Скучая по обществу мужчин, мы, естественно, скучали по довольно значительному аспекту жизни и подсознательно полагали, что у них дело обстоит так же. Мне понадобилось много времени, чтобы понять — а Терри этого так и не понял, — насколько мало этот аспект значил для них. Когда мы говорим мужчины, мужчина, мужественно, мужественность, проговаривая всю «мужскую парадигму», то в нашем сознании возникает огромная неясная картина мира со всей его разнообразной деятельностью. Вырасти и «стать мужчиной», «вести себя по-мужски» — значений и оттенков великое множество. Это наше представление о жизни наполнено марширующими колоннами мужчин, перестраивающимися шеренгами, долгими шествиями мужчин. Мужчин, ведущих корабли в неведомые моря, покоряющих неизвестные горы, объезжающих лошадей, пасущих стада, пашущих, сеющих и жнущих. Мужчин, трудящихся в кузницах и у мартеновских печей, работающих в шахтах, строящих дороги, мосты и величавые соборы, управляющих огромными предприятиями, преподающими во всех колледжах, проповедующих во всех церквах. Мужчин везде, делающих все — «большой мир».
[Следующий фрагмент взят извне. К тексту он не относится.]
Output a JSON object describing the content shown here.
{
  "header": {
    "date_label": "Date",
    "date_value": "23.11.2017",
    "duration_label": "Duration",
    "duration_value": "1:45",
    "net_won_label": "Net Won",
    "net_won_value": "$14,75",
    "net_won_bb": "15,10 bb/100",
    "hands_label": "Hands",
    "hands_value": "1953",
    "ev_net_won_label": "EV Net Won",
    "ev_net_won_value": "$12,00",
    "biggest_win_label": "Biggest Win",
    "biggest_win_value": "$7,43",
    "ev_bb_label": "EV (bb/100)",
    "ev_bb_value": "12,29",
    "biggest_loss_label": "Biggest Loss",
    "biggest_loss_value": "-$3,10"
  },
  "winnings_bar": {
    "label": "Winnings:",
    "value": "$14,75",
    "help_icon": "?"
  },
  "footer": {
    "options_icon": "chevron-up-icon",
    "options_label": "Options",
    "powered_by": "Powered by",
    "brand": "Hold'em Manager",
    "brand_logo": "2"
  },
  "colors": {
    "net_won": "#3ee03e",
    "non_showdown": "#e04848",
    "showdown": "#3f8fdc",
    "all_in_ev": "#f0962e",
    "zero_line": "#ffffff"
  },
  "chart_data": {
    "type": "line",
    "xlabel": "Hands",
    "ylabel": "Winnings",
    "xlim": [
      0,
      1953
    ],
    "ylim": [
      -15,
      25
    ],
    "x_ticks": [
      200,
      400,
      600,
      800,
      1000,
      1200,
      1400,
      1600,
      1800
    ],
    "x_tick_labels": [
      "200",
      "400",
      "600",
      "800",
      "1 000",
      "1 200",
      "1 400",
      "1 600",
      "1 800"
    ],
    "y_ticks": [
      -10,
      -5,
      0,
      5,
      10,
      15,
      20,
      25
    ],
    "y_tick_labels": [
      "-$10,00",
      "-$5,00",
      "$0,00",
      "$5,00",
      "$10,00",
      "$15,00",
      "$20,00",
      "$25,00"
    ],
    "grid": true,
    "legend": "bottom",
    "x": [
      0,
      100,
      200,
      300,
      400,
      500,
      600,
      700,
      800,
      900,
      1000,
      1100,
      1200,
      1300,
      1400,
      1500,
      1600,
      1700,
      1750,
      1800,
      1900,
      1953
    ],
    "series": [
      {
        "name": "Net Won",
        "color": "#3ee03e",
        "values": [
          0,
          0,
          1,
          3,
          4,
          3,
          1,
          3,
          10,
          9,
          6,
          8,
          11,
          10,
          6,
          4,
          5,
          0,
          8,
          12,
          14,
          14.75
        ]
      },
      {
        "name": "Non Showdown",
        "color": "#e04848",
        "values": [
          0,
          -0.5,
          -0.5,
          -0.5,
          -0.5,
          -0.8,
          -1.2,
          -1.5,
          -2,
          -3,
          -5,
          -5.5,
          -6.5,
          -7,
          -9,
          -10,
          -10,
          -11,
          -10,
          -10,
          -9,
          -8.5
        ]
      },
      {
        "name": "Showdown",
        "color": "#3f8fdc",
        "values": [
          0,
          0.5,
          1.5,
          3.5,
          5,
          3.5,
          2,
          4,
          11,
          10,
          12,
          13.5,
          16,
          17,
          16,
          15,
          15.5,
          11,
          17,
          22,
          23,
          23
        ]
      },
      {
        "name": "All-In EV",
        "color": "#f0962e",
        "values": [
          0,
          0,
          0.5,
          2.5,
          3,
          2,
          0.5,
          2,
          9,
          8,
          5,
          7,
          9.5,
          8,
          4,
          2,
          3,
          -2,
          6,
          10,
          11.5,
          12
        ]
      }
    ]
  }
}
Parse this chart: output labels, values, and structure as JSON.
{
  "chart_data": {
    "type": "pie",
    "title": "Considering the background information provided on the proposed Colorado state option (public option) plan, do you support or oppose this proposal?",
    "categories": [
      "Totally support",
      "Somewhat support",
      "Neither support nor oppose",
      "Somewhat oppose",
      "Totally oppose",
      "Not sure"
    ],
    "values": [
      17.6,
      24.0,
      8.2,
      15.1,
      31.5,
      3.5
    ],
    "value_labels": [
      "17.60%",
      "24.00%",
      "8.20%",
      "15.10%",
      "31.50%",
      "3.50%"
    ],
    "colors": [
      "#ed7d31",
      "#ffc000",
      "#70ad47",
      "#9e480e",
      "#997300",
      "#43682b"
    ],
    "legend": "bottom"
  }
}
А когда мы говорим Женщины, то подразумеваем Самок — секс.
Однако для этих женщин с их ничем не нарушаемым поступательным движением цивилизации на протяжении двух тысяч лет слово «женщина» вызывало в сознании всю огромную картину мира, созданную ими в процессе общественного развития, а слово «мужчина» означало для них только «самца» — секс.
Мы прожили там больше года. Мы изучили их ограниченную узкими рамками историю с ее прямым, плавным и восходящим движением, стремившуюся к вершинам и набиравшую темп до теперешней удобной и спокойной жизни. Мы немного познакомились с их психологией, куда более широкой отраслью знаний, нежели история, однако не смогли глубоко в нее вникнуть. Теперь мы привыкли смотреть на женщин не как на самок, а как на людей — самых разных и выполняющих самую разную работу.
Внезапный срыв Терри и их жесткая реакция на него в новом свете показали нам их настоящую женственность. Это мне ясно и недвусмысленно высказали и Элладор, и Сомель. Ощущения были одинаковые — брезгливое отвращение и ужас, которые испытываешь от дерзкого богохульства.